Last updated on July 7th, 2019 at 02:24 pm
The head of the National Association of Manufacturers says he’s glad both presidential campaigns have made manufacturing an important part of their campaigns, but also said some campaigning has cast the industry in a negative light.
“Hyperbole always is more interesting than fact,” said Jay Timmons, NAM president and chief executive officer. “The challenge for any institution will be how do we make sure that we’re having civil conversations after the election and presenting fact-based arguments rather than responding to rhetoric.”
Timmons said he believes manufacturers can work with Hillary Clinton or Donald Trump on increasing investment in infrastructure. His organization produced a report showing the need for nearly $1.3 trillion in additional infrastructure spending, with most of it coming on highways and bridges.
He said his organization doesn’t endorse any particular method of increasing revenue to fund the spending, but suggested taxes on companies repatriating money currently held overseas might be one source.
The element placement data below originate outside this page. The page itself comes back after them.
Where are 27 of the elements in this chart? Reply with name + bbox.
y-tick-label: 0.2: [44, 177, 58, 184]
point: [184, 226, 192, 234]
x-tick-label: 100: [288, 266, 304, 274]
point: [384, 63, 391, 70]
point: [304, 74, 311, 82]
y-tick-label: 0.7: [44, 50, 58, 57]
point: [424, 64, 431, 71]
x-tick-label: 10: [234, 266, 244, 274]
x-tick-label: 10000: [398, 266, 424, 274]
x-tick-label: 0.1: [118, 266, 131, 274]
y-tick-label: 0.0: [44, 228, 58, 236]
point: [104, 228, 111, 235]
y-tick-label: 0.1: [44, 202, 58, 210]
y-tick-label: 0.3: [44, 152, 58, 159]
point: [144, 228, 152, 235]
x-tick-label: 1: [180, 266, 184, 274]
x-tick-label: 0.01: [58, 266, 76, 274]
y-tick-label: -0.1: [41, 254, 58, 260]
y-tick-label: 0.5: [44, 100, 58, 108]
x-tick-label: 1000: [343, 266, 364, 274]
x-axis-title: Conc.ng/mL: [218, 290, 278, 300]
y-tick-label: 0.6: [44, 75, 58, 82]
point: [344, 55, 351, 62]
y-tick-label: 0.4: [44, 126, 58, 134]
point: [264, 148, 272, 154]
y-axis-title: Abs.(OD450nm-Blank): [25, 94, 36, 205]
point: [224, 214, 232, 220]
“My belief, and my commitment, is that the business community has to be the first one, first institution if you will, to step up and say to the next president, whoever he or she is, ‘we’re offering a hand of friendship, we want to work together. We will respectfully disagree when we feel the need to, but we will also enthusiastically work with you on areas where we have common concerns,’” Timmons said.
He said his organization hasn’t had “a particularly productive relationship” with the Obama administration or Congress and it has been “a difficult time for business to get its bearings.”
“On January 21st, we get to hit the restart button,” Timmons said. “Smart folks are going to take advantage of that opportunity and they’re going to try to achieve things for the good of the country.”
The exact types of legislation that would come forward will likely be dependent on who wins the White House and which party controls Congress. Timmons suggested Republican victories would make tax reform more likely while Democratic victories would increase the likelihood of progress on workforce development and immigration reform.
He said he’s confident progress can be made at least on some issues.
“I just don’t think there’s a high tolerance for inaction anymore,” he said. “I don’t think the American people are going to stand or four or even two more years of nothing happening.”